At the beginning I used to use columns to store the fields. But I soon felt the pain: it’s a lot of work to manage the columns. For example, a stock fundamental object easily involves >100 metrics to measure a company’s financial results. It’s a lot of work to manage all those metrics/columns. And also, more and more new metrics are needed to empower an analytical model. To do that I have to create even more columns, which is pretty rigid.
Later on I started to use JSON to serialize objects in database. Only one text column is needed to store all the fields in an JSON object. If I need to add more fields I just add them in the code and no database operation is needed. It’s quite handy.
Even later on I started to use protocol buffers to serialize objects in a single blob column in database. It has the same benefit of adding new fields without adding new columns. The added benefit is that less code needs to be written to represent domain objects: I just need to specify the names and types of the fields. It will automatically generate a class with almost everything I need: getter, setter, builder, and even a CSV-type toString method which I use to dump data into spreadsheets.
But…still I run into difficulties. I often need to give prompt responses to teammates or clients regarding stock data. For example, which country is this company located? which exchange is this stock traded? what trailing P/E ratio is this stock traded as of some date?
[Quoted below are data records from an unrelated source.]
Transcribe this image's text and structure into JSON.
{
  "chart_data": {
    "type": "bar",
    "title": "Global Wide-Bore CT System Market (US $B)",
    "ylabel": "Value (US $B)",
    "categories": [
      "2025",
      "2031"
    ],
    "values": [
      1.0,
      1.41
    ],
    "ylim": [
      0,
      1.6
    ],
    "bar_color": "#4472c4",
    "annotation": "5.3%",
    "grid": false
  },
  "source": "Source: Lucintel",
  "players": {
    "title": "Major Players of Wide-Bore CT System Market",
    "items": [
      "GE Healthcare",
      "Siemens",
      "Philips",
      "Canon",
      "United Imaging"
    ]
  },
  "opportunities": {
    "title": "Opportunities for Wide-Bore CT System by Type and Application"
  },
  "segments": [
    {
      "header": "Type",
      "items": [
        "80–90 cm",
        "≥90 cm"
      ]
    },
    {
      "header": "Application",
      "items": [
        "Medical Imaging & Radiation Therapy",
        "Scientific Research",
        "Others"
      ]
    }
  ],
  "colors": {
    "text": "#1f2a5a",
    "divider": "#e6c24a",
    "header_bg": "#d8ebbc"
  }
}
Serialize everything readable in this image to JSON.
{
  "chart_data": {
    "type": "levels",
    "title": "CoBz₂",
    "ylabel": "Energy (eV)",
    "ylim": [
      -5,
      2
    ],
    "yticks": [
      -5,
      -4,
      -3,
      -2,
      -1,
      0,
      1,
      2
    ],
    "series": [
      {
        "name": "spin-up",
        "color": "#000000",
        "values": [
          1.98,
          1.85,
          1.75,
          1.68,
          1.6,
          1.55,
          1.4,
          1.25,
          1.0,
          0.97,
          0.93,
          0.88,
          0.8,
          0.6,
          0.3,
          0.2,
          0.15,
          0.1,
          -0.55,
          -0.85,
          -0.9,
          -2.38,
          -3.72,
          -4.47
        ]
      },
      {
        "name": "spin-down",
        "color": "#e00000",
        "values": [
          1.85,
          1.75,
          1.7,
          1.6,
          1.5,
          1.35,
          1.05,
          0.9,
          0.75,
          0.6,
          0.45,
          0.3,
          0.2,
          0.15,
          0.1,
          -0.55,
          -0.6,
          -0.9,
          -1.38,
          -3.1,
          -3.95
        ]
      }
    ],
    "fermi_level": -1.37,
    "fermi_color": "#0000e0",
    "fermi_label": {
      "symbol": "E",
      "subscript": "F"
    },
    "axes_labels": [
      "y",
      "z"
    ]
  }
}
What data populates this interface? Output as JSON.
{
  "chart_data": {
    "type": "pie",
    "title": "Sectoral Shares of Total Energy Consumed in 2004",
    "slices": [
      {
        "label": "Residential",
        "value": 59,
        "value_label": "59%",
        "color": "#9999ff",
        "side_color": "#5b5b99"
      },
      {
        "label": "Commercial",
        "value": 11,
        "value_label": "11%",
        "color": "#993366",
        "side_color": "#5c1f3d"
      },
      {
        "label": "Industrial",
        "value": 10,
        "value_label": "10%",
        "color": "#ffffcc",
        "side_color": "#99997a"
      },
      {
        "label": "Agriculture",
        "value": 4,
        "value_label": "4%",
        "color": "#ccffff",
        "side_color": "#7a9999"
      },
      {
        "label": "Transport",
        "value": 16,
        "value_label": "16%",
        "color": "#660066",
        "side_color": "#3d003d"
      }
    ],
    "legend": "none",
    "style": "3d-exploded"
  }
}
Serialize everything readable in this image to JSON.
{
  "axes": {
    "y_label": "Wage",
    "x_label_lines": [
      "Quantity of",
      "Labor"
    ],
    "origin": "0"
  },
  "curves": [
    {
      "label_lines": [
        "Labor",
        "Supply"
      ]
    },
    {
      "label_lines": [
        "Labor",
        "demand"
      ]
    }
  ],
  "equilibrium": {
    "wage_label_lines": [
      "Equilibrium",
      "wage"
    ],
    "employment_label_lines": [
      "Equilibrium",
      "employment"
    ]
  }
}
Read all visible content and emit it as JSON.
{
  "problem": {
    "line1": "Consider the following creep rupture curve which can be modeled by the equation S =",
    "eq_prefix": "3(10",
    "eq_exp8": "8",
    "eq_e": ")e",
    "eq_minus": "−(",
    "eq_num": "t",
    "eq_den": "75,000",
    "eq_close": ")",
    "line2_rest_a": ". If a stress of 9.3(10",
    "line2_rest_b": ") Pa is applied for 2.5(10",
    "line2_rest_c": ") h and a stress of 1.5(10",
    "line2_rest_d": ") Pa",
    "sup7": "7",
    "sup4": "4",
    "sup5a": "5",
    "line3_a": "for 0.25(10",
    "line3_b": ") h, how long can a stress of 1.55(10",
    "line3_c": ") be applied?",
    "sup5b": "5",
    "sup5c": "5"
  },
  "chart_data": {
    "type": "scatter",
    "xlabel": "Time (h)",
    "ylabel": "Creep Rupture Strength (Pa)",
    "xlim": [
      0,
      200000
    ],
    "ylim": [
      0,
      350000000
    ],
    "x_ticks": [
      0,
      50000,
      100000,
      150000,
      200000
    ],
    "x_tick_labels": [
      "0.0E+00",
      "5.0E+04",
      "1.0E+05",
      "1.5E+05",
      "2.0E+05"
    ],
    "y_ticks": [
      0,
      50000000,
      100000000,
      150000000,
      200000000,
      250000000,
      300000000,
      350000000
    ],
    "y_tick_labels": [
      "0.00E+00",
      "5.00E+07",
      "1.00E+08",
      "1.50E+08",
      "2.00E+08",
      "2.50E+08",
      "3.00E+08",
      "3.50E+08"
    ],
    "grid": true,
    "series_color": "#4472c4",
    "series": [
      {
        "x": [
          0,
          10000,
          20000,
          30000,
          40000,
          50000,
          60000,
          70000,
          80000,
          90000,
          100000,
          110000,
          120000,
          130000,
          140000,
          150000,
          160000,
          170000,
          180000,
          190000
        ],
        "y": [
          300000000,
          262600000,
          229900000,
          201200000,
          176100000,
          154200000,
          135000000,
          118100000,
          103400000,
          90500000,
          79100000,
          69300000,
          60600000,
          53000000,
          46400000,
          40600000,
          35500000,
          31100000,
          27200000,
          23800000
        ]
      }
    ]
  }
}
I can’t quickly answer those questions by looking at the database, because the data are all binary in protocol buffers! Also, I frequently need to do ad hoc analysis on specific type of stocks. For example, all the stocks whose security type is ADR and traded on NYSE, or all the stocks whose trailing revenue growth rate >= 15%. I would have been able to do a simple SQL query to retrieve those stocks if the fields were stored in columns. But now I have to write java code to parse the protocol buffers or JSONs to do the simple task !
Balancing all the pros and cons, I’m currently leaning towards using JSON + denormalizing important fields in columns as my way of serialization, because —
- Denormalizing important fields in columns enables quick SQL queries
- Using JSON gives the flexibility of adding new fields without the need of adding new columns
- Yeah using JSON I will have to write more code compared to using protocol buffer…but given the fact that writing the code is only an one-time sunk cost thing, the perpetual benefit of data readability to human eyes adds a lot of value for quick operational response. Not to mention I really hate losing the intuitive aspect of looking and thinking.